Ivan was ready to quit the National Parks if he had to continue on the Blue Ridge in Virginia. After nine months he was transferred to another proposed National Area, in his home state of New York, at Saratoga National Historical Park [superintendent from 1947-1963]. He was there to manage the park until it became a full fledged National Park as it is now. We had a thirteen room dwelling built in 1850 or 60. Very roomy. I taught in a one room schoolhouse with eight children enrolled. It was a challenge. I had two, a boy and a girl, in kindergarten, none in first, two in second, one in third, one in fourth, two in fifth near Schuylerville. We lived in New York State from 1946 to 1963. A whole new museum-business office was built. Very modern. The Philip Schuyler summer home in Schuylerville was shown owned by the National Park Service.

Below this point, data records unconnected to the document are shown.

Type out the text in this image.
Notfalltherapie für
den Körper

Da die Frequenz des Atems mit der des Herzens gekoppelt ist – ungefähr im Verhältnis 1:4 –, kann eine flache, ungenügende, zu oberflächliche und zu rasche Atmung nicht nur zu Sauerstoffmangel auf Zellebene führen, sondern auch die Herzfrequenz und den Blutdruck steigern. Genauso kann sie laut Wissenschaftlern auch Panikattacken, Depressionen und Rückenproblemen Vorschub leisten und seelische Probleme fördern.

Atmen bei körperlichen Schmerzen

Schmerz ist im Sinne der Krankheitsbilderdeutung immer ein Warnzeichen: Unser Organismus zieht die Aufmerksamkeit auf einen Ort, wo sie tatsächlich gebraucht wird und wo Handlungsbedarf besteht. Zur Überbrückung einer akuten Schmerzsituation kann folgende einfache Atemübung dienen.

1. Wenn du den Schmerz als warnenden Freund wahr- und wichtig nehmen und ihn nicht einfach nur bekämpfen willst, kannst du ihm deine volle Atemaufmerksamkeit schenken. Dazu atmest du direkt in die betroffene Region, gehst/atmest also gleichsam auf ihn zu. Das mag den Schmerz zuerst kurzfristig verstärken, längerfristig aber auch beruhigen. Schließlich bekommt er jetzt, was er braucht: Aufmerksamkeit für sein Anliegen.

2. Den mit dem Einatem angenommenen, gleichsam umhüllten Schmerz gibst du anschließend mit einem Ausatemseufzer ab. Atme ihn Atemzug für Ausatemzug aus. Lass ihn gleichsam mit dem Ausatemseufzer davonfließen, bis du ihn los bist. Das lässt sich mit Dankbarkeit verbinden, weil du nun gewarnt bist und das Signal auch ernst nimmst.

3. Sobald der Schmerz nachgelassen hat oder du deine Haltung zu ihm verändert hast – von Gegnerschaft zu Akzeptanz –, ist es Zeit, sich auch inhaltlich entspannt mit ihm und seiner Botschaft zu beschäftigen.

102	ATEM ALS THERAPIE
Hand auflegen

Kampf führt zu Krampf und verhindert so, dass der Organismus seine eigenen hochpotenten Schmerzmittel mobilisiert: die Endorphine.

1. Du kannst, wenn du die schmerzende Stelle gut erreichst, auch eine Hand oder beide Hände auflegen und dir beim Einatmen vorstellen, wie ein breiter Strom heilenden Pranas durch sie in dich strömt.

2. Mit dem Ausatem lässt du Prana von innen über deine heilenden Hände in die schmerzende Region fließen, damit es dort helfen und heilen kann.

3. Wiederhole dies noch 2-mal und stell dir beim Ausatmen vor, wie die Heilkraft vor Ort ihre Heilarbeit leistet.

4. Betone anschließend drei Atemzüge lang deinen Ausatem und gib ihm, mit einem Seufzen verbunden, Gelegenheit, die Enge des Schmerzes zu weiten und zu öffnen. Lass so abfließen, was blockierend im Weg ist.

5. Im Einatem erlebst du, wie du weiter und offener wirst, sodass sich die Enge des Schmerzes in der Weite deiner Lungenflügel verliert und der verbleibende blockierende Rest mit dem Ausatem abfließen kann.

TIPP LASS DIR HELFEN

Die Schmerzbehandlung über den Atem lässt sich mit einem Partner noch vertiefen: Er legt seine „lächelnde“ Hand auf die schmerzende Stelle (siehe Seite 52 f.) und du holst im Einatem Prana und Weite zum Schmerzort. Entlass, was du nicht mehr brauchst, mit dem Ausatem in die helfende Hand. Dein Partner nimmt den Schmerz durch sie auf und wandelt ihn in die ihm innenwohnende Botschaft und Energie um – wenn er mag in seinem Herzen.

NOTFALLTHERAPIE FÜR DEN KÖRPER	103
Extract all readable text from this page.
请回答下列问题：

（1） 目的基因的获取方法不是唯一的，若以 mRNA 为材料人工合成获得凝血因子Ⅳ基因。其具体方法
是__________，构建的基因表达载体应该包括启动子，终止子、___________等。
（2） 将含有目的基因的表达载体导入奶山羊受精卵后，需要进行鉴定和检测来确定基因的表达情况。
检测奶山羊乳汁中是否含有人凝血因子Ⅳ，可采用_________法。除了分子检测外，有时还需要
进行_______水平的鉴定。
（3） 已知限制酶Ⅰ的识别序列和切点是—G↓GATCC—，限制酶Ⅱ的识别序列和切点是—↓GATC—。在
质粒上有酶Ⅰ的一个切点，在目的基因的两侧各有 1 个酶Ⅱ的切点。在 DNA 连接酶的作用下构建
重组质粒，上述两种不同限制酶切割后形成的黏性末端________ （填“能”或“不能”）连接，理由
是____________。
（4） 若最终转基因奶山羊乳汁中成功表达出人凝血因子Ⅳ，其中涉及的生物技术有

There has been a U.S. Soldier’s Cemetery added I’ve been told. We were transferred to Shiloh National Military Park [superintendent from 1963-1967], near Savannah, Tenn in November of 1963.

I stayed on, now teaching in Greenwich Central School, Greenwich, New York. I drove ten miles or so every teaching day. I taught in a two room school in Middle Falls N.Y. for several years kindergarten through second grade. Then I transferred to a Central First Grade where I taught for eleven years.

I taught Sound-Symbol with a specialists workbooks. The specialist is still living, active in Maine, near Portland. He has his doctorate. I have my Masters I earned it in New York.

The transfer to Shiloh National Military took place for Ivan in 1964. That location in Tennessee was a Civil War area. By now I had a Masters degree and taught reading in a rural kindergarten through high school. I was there when President Johnson was in office and had the best material to work with.

We were in the Shiloh’s National Military superintendent’s residence a log house well laid out and very commodious. [the house has since been torn down by the Park Service]

Ivan and I were there from 1963-1967. I moved there in 1964 June when school was out in Greenwich. I was there for two and a half years. I substituted before I was employed to teach reading.

You see I moved around and got along in every place and often did not crave to move. [she was a woman who craved strong and deep roots more than all else]

After two and a half years doing my hostess assignment, we were transferred to Richmond National Battlefield [superintendent from 1967-1969] area which was on both sides of the James River, controlled from the office building in Richmond by my husband whose health was failing [he had emphysema]. He finally resigned. I was still teaching reading in Chesterfield County, in five schools, mostly acquainting teachers to what methods to use. I left my job as a Reading Teacher in Chesterfield County after one year and was employed by a Private School named Chicahominy which was interesting I taught fourth grade.

When Ivan retired he was 62 years old. We had a home in Wilmington, Delaware. I finished the year and returned to my home town in 1969, where I became a sixth grade teacher for three years. I left public school teaching and went to the University of Delaware’s Reading Study Deptartment. I continued to take courses, then became a private tutor for twenty years at Educational Service until I was 82 years old, around 1993.